Pour cet évènement, cette technologie n’a pas été déterminante. Par contre étant nouvelle il faut ce typez d’expérimentation pour se l’approprier. L’afflux de données à traiter peu finir par saturer les responsables de la sécurité qui ne sont pas mesure de dissocier le détail du risque.
Quelle est la situation dans d’autres pays
La situation concernant l’utilisation de la vidéosurveillance algorithmique (VSA) varie considérablement d’un pays à l’autre. Voici un aperçu de la situation dans certains pays, tel que mentionné dans les sources:
- Chine: La Chine qui est une dictature est présentée comme un leader mondial en matière de surveillance de masse de sa population. Le pays possède un nombre très élevé de caméras de vidéosurveillance dans l’espace public, avec environ 375 caméras pour 1 000 habitants dans les villes en 2021, un ratio bien supérieur à celui de Paris. La Chine utilise de plus en plus la technologie de la reconnaissance faciale et l’automatisation de la détection des comportements. Le marché de la reconnaissance biométrique y est important.

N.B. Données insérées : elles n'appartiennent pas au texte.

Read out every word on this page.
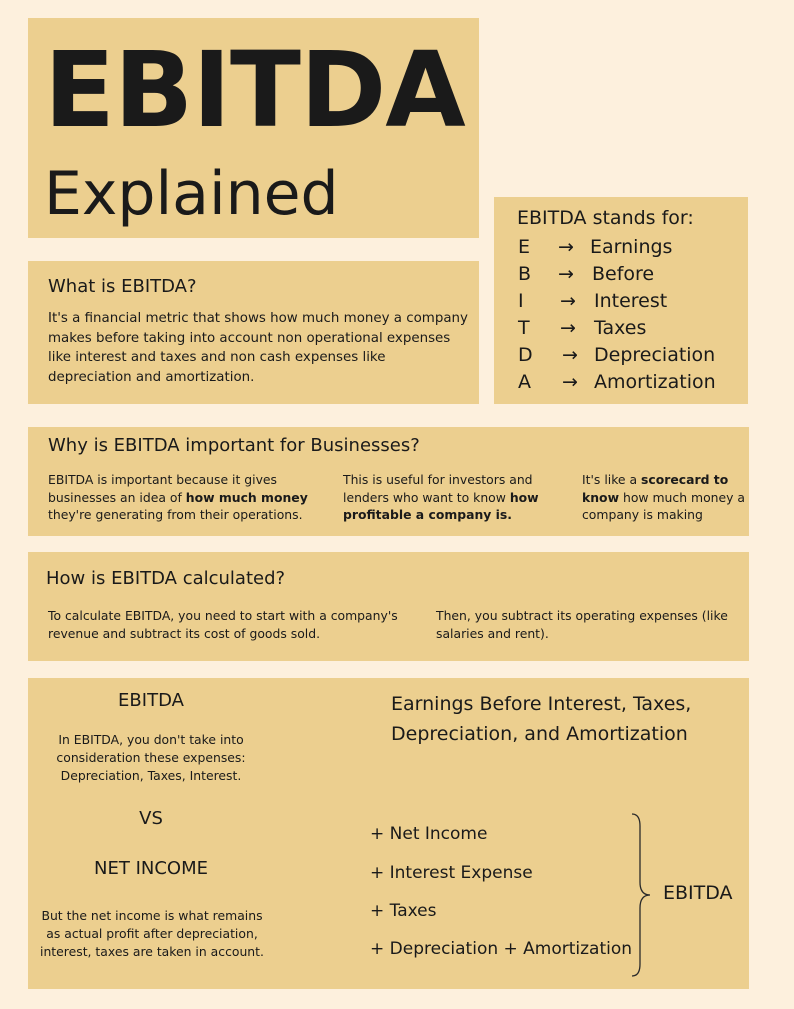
EBITDA
Explained	EBITDA stands for:
E → Earnings
B → Before
I → Interest
T → Taxes
D → Depreciation
A → Amortization
What is EBITDA?
It's a financial metric that shows how much money a company makes before taking into account non operational expenses like interest and taxes and non cash expenses like depreciation and amortization.
Why is EBITDA important for Businesses?
EBITDA is important because it gives businesses an idea of how much money they're generating from their operations.
This is useful for investors and lenders who want to know how profitable a company is.
It's like a scorecard to know how much money a company is making
How is EBITDA calculated?
To calculate EBITDA, you need to start with a company's revenue and subtract its cost of goods sold.
Then, you subtract its operating expenses (like salaries and rent).
EBITDA
In EBITDA, you don't take into consideration these expenses: Depreciation, Taxes, Interest.
VS
NET INCOME
But the net income is what remains as actual profit after depreciation, interest, taxes are taken in account.
Earnings Before Interest, Taxes, Depreciation, and Amortization
+ Net Income
+ Interest Expense
+ Taxes
+ Depreciation + Amortization
EBITDA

- Royaume-Uni et Espagne: Ces pays utilisent également des applications de reconnaissance faciale. Le royaume uni teste des camions mobiles équipés de caméras pour faire de la direction sur des points chauds.
- Brésil: Des entreprises brésiliennes utilisent la lecture automatique de plaques d’immatriculation via des techniques de VSA.
- États-Unis: Il y a eu des tentatives locales d’interdire ces systèmes, notamment pour les applications policières de reconnaissance faciale, mais le contexte politique et sécuritaire a conduit à remettre en cause ces actions. Malgré des inquiétudes, l’utilisation de la reconnaissance faciale à des fins de surveillance policière était acceptée par la majorité des Américains en 2022.
La France fait figure d’avant-garde en Europe en termes de stratégie de légalisation de la vidéosurveillance algorithmique.
Il est important de noter que, même dans les pays démocratiques, la reconnaissance faciale semble de plus en plus acceptée, malgré les inquiétudes des professionnels du secteur. Face à la monté du sentiment d’insécurité les citoyens doivent accepter la surveillance permanente.